Clippy

Clippy is a Ruby on Rails web application that processes video and audio files by extracting audio, transcribing it using OpenAI’s Whisper API, and generating summaries with entity extraction. The application is designed primarily for meeting recordings but can handle any spoken audio content. It features a real-time processing pipeline with background job processing and provides an interactive web interface for viewing transcripts with synchronized media playback.

Technology Stack

Backend:

  • Ruby 3.3.0 with Rails 7.1.3
  • Litestack for SQLite support in production
  • Puma web server with Thruster for SSL/HTTP2

Frontend:

  • Hotwire (Turbo + Stimulus) for reactive UI
  • Bootstrap 5 for styling and components
  • Sass for CSS preprocessing
  • Importmap for JavaScript module management

AI/Processing:

  • OpenAI API (Whisper for transcription, GPT for summarization)
  • FFmpeg for audio extraction and video processing
  • Image processing with libvips

Infrastructure:

  • Docker containerization
  • Active Storage for file management
  • ActionCable for real-time updates
  • Self-hostable with local file storage

Development Timeline

March 2024 - Initial Development:

  • 03/25: Core functionality added (uploads, transcripts, summaries, segments)
  • 03/26: Added additional summary fields
  • 03/25-26: Audio segments and language support added

April 2024 - Feature Expansion:

  • 04/01: Enhanced audio segments with text formatting
  • 04/06: Added processing timestamps
  • 04/10: Implemented clips functionality
  • 04/16: Added processing stage tracking

This project was developed over approximately 3 weeks with rapid iteration and feature additions.

Architecture Patterns

Pipeline Pattern: The application implements a processing pipeline with defined stages (pending → started → extracting_audio → transcribing → collating → summarising → complete) managed through state machines and background jobs.

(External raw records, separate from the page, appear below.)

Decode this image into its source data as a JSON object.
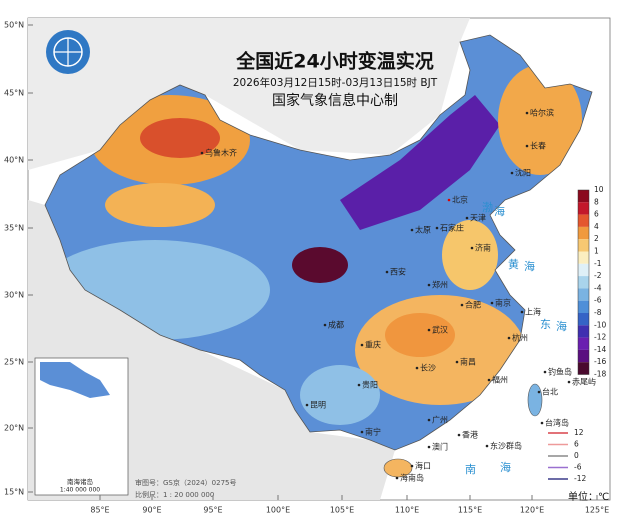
{
  "header": {
    "title": "全国近24小时变温实况",
    "subtitle": "2026年03月12日15时-03月13日15时 BJT",
    "agency": "国家气象信息中心制"
  },
  "lat_labels": [
    "50°N",
    "45°N",
    "40°N",
    "35°N",
    "30°N",
    "25°N",
    "20°N",
    "15°N"
  ],
  "lon_labels": [
    "85°E",
    "90°E",
    "95°E",
    "100°E",
    "105°E",
    "110°E",
    "115°E",
    "120°E",
    "125°E"
  ],
  "cities": [
    "乌鲁木齐",
    "哈尔滨",
    "长春",
    "沈阳",
    "北京",
    "天津",
    "石家庄",
    "济南",
    "太原",
    "郑州",
    "西安",
    "合肥",
    "南京",
    "上海",
    "杭州",
    "武汉",
    "成都",
    "重庆",
    "长沙",
    "南昌",
    "福州",
    "贵阳",
    "昆明",
    "南宁",
    "广州",
    "香港",
    "澳门",
    "海口",
    "台北",
    "东沙群岛",
    "钓鱼岛",
    "赤尾屿",
    "海南岛",
    "台湾岛"
  ],
  "seas": [
    "渤",
    "海",
    "黄",
    "海",
    "东",
    "海",
    "南",
    "海"
  ],
  "inset": {
    "title": "南海诸岛",
    "scale": "1:40 000 000"
  },
  "footer": {
    "review": "审图号：GS京（2024）0275号",
    "scale": "比例尺：1 : 20 000 000",
    "unit": "单位：℃"
  },
  "colorbar": {
    "ticks": [
      10,
      8,
      6,
      4,
      2,
      1,
      -1,
      -2,
      -4,
      -6,
      -8,
      -10,
      -12,
      -14,
      -16,
      -18
    ],
    "colors": [
      "#8b0a1e",
      "#c3182b",
      "#e4572e",
      "#f09a3e",
      "#f7c872",
      "#fbeec0",
      "#dff0f7",
      "#a9d4ec",
      "#7ab3e2",
      "#4f8fd8",
      "#3563c6",
      "#3f2fb0",
      "#6a1fb0",
      "#5a0f80",
      "#4a0a2e"
    ]
  },
  "line_legend": {
    "items": [
      {
        "label": 12,
        "color": "#d9434b"
      },
      {
        "label": 6,
        "color": "#ee9a9a"
      },
      {
        "label": 0,
        "color": "#8a8a8a"
      },
      {
        "label": -6,
        "color": "#9a70d0"
      },
      {
        "label": -12,
        "color": "#3b3b8a"
      }
    ]
  }
}
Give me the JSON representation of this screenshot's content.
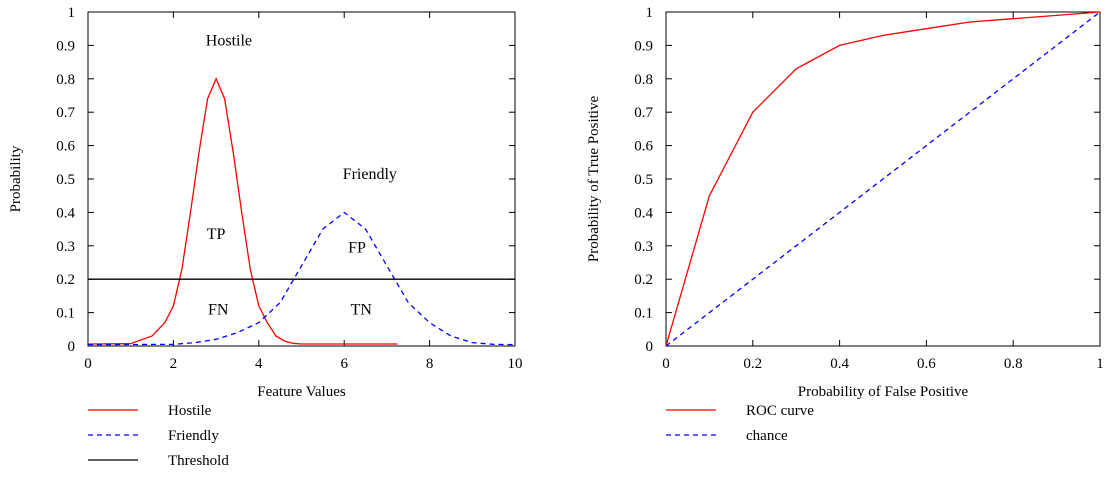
{
  "chart_data": [
    {
      "type": "line",
      "title": "",
      "xlabel": "Feature Values",
      "ylabel": "Probability",
      "xlim": [
        0,
        10
      ],
      "ylim": [
        0,
        1
      ],
      "xticks": [
        "0",
        "2",
        "4",
        "6",
        "8",
        "10"
      ],
      "yticks": [
        "0",
        "0.1",
        "0.2",
        "0.3",
        "0.4",
        "0.5",
        "0.6",
        "0.7",
        "0.8",
        "0.9",
        "1"
      ],
      "grid": false,
      "legend_position": "bottom-left",
      "series": [
        {
          "name": "Hostile",
          "color": "#ff0000",
          "style": "solid",
          "x": [
            0,
            1,
            1.5,
            1.8,
            2,
            2.2,
            2.4,
            2.6,
            2.8,
            3,
            3.2,
            3.4,
            3.6,
            3.8,
            4,
            4.2,
            4.4,
            4.6,
            4.8,
            5,
            5.5,
            7.25
          ],
          "y": [
            0.006,
            0.007,
            0.03,
            0.07,
            0.12,
            0.23,
            0.4,
            0.58,
            0.74,
            0.8,
            0.74,
            0.58,
            0.4,
            0.23,
            0.12,
            0.07,
            0.03,
            0.015,
            0.008,
            0.006,
            0.006,
            0.006
          ]
        },
        {
          "name": "Friendly",
          "color": "#0000ff",
          "style": "dashed",
          "x": [
            0,
            2,
            2.5,
            3,
            3.5,
            4,
            4.5,
            5,
            5.5,
            6,
            6.5,
            7,
            7.5,
            8,
            8.5,
            9,
            9.5,
            10
          ],
          "y": [
            0.004,
            0.005,
            0.01,
            0.02,
            0.04,
            0.07,
            0.13,
            0.24,
            0.35,
            0.4,
            0.35,
            0.24,
            0.13,
            0.07,
            0.03,
            0.01,
            0.005,
            0.004
          ]
        },
        {
          "name": "Threshold",
          "color": "#000000",
          "style": "solid",
          "x": [
            0,
            10
          ],
          "y": [
            0.2,
            0.2
          ]
        }
      ],
      "annotations": [
        {
          "text": "Hostile",
          "x": 3.3,
          "y": 0.9
        },
        {
          "text": "Friendly",
          "x": 6.6,
          "y": 0.5
        },
        {
          "text": "TP",
          "x": 3.0,
          "y": 0.32
        },
        {
          "text": "FP",
          "x": 6.3,
          "y": 0.28
        },
        {
          "text": "FN",
          "x": 3.05,
          "y": 0.095
        },
        {
          "text": "TN",
          "x": 6.4,
          "y": 0.095
        }
      ]
    },
    {
      "type": "line",
      "title": "",
      "xlabel": "Probability of False Positive",
      "ylabel": "Probability of True Positive",
      "xlim": [
        0,
        1
      ],
      "ylim": [
        0,
        1
      ],
      "xticks": [
        "0",
        "0.2",
        "0.4",
        "0.6",
        "0.8",
        "1"
      ],
      "yticks": [
        "0",
        "0.1",
        "0.2",
        "0.3",
        "0.4",
        "0.5",
        "0.6",
        "0.7",
        "0.8",
        "0.9",
        "1"
      ],
      "grid": false,
      "legend_position": "bottom-left",
      "series": [
        {
          "name": "ROC curve",
          "color": "#ff0000",
          "style": "solid",
          "x": [
            0,
            0.1,
            0.2,
            0.3,
            0.4,
            0.5,
            0.6,
            0.7,
            0.8,
            0.9,
            1
          ],
          "y": [
            0,
            0.45,
            0.7,
            0.83,
            0.9,
            0.93,
            0.95,
            0.97,
            0.98,
            0.99,
            1
          ]
        },
        {
          "name": "chance",
          "color": "#0000ff",
          "style": "dashed",
          "x": [
            0,
            1
          ],
          "y": [
            0,
            1
          ]
        }
      ],
      "annotations": []
    }
  ]
}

Job Queue Pattern: Uses Rails’ ActiveJob for asynchronous processing, allowing the web interface to remain responsive during long-running transcription and summarization tasks.

Observer Pattern: Implements Rails’ broadcasts_refreshes for real-time UI updates when processing stages change.

Repository Pattern: Clean separation between models (Upload, Transcript, AudioSegment, etc.) with well-defined relationships and responsibilities.

Service Object Pattern: Processing logic is encapsulated in specialized job classes (ExtractAudioJob, TranscribeAudioSegmentJob, etc.) rather than being embedded in models.

Real-time Synchronization: Uses Stimulus controllers for client-side media synchronization with transcript segments, enabling click-to-seek functionality and automatic scrolling.

Challenges Faced

File Processing Complexity: The application handles multiple file formats (video/audio) requiring FFmpeg integration and chunking of large files to work within OpenAI’s 25MB upload limit.

Asynchronous Processing: Managing the multi-stage processing pipeline with proper error handling and state management across background jobs.

Real-time UI Updates: Implementing live progress updates and synchronized media playback without page refreshes using ActionCable and Stimulus.

Cost Management: Processing costs can be significant (~$0.30/hour of audio), so the application is built to support local processing and other OpenAI-compatible services.

Security Considerations: The application is intentionally unauthenticated, requiring deployment behind a proxy (Nginx/Caddy) for access control in production environments. I deploy this application behind Cloudflare Access.

Configuration Management: API keys and credentials support multiple sources, including environment variables, Rails encrypted credentials, and local files, to aid in self-hosting.